Коготь и цепь (Машевская) - страница 118

– Неужели? – спросил Сагромах с неприкрытой нежностью.

Бану еще больше поддалась движению его руки, оголяя шею. Маатхас закрыл глаза и, улыбаясь, мазнул носом по белоснежной коже, провел языком, потянул губами мочку уха, с наслаждением вслушиваясь в сбившееся дыхание и тихие стоны и ощущая, как собственное тело под ее пальцами вздрагивает каждой мышцей. Но когда тан лизнул яремную впадину, одной рукой прижимая женщину, а другой лаская ее бедро, когда Бану вцепилась в его плечи действительно как щипцами, Маатхас замер. В паху уже налилось камнем, и Сагромах просто не мог пошевелиться: стоило сделать еще хоть что-то – и он себе не хозяин. Он опрокинет Бану на землю и больше не вспомнит ни одного обещания, которые дал. Глядя бездумными глазами на женское горло, Маатхас стоял, сосредотачиваясь на том, чтобы не обрушиться на нее, в страхе прекратить и зайти дальше, чем стоило бы.

– Т-тан? – осторожно позвала Бану.

Только услышав ее голос, Маатхас пришел в себя и выпрямился в полный рост, закинул голову к небу и глубоко, с присвистом вдохнул, осознав, что уже черт знает сколько задыхался. Он стоял молча, оглушенный, не в силах унять волнение, осознать случившееся и даже попросту отдышаться. Все это можно было бы считать сном, фантазией – ей-богу, в другой ситуации Маатхас решил бы, что задремал! – но трепещущее тело, которое он прижимал к себе, настойчиво убеждало в реальности момента. Тан сглотнул дважды и прочистил горло, понимая, что голос сейчас, как ни старайся, прохрипит совсем чужими интонациями.
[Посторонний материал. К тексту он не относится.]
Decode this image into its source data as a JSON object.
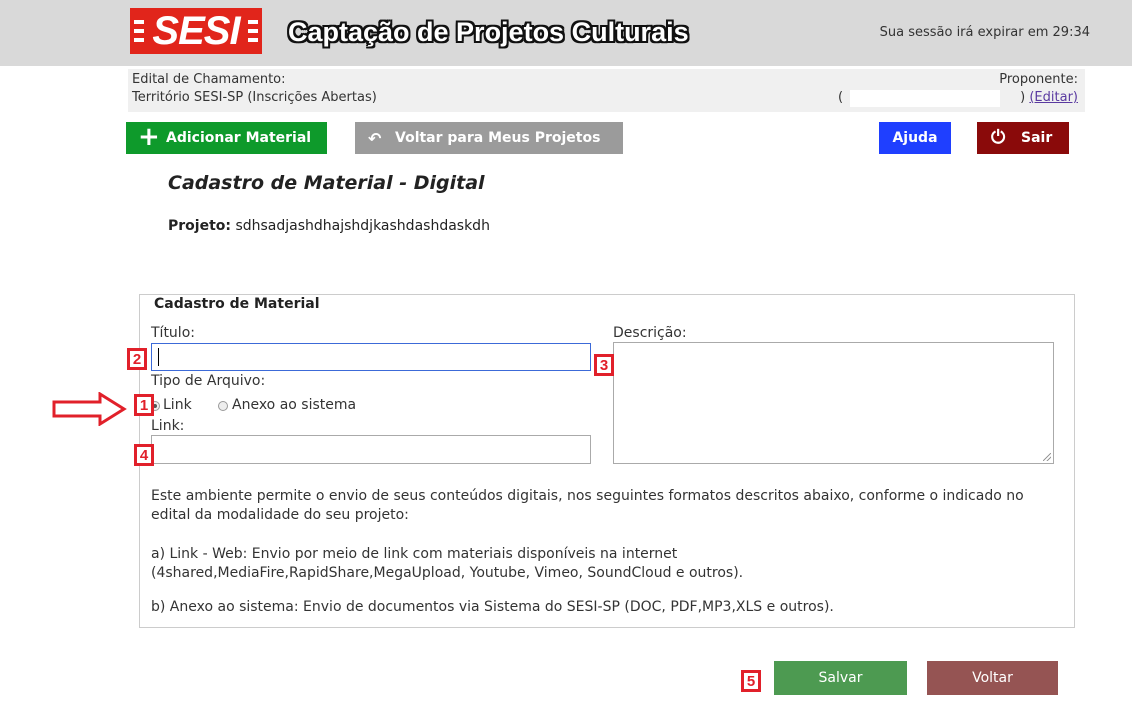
{
  "header": {
    "logo_text": "SESI",
    "app_title": "Captação de Projetos Culturais",
    "session_text": "Sua sessão irá expirar em 29:34"
  },
  "info": {
    "edital_label": "Edital de Chamamento:",
    "edital_value": "Território SESI-SP (Inscrições Abertas)",
    "proponente_label": "Proponente:",
    "paren_open": "(",
    "paren_close": ")",
    "edit_link": "(Editar)"
  },
  "toolbar": {
    "add_label": "Adicionar Material",
    "back_label": "Voltar para Meus Projetos",
    "help_label": "Ajuda",
    "exit_label": "Sair"
  },
  "page": {
    "title": "Cadastro de Material - Digital",
    "project_label": "Projeto:",
    "project_value": "sdhsadjashdhajshdjkashdashdaskdh"
  },
  "form": {
    "legend": "Cadastro de Material",
    "titulo_label": "Título:",
    "titulo_value": "",
    "descricao_label": "Descrição:",
    "descricao_value": "",
    "tipo_label": "Tipo de Arquivo:",
    "radio_link_label": "Link",
    "radio_anexo_label": "Anexo ao sistema",
    "selected_type": "Link",
    "link_label": "Link:",
    "link_value": ""
  },
  "help": {
    "intro": "Este ambiente permite o envio de seus conteúdos digitais, nos seguintes formatos descritos abaixo, conforme o indicado no edital da modalidade do seu projeto:",
    "item_a_line1": "a) Link - Web: Envio por meio de link com materiais disponíveis na internet",
    "item_a_line2": "(4shared,MediaFire,RapidShare,MegaUpload, Youtube, Vimeo, SoundCloud e outros).",
    "item_b": "b) Anexo ao sistema: Envio de documentos via Sistema do SESI-SP (DOC, PDF,MP3,XLS e outros)."
  },
  "actions": {
    "save_label": "Salvar",
    "back_label": "Voltar"
  },
  "markers": [
    "1",
    "2",
    "3",
    "4",
    "5"
  ],
  "colors": {
    "brand_red": "#e1251b",
    "add_green": "#0e9a2b",
    "help_blue": "#1f3fff",
    "exit_red": "#8a0a0a",
    "save_green": "#4d9a51",
    "voltar_red": "#955453",
    "marker_red": "#e1202a"
  }
}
– Нам не следует увлекаться. Я же дал вам слово, что не сделаю ничего, что может навлечь тень на ваше имя.

Бансабира бессильно подняла глаза:

– Не надо, тан, я ведь сама…

– И это удивительнее всего. – Бану видела, какой приязнью и признательностью засветилось мужское лицо.

– Но тогда я не понимаю, – пролепетала Бану с видом человека, потерявшего последнюю опору в жизни. Этого она и боялась все их предыдущие встречи: стоит ему коснуться ее, стоит протянуть руку, чтобы пригласить в объятия, – и мир перевернется с ног на голову, а собственное тело – такой надежный товарищ в любом бою! – капитулирует, не колеблясь и секунды. Древний, как мир, инстинкт держал Бану от Сагромаха на той дистанции, какая всякое разумное создание отделяет от огня: достаточно близко, чтобы согреться, но недостаточно, чтобы сгореть.

Маатхас опустил к ней лицо и ободряюще коснулся раскрасневшейся щеки:

– Я не хочу, чтобы после вы сожалели о том, что поддались минутной слабости.

– Вы ведь хорошо изучили меня, вы знаете, что я никогда ни о чем не сожалею. – Она вцепилась, сминая, в ткань его рубашки.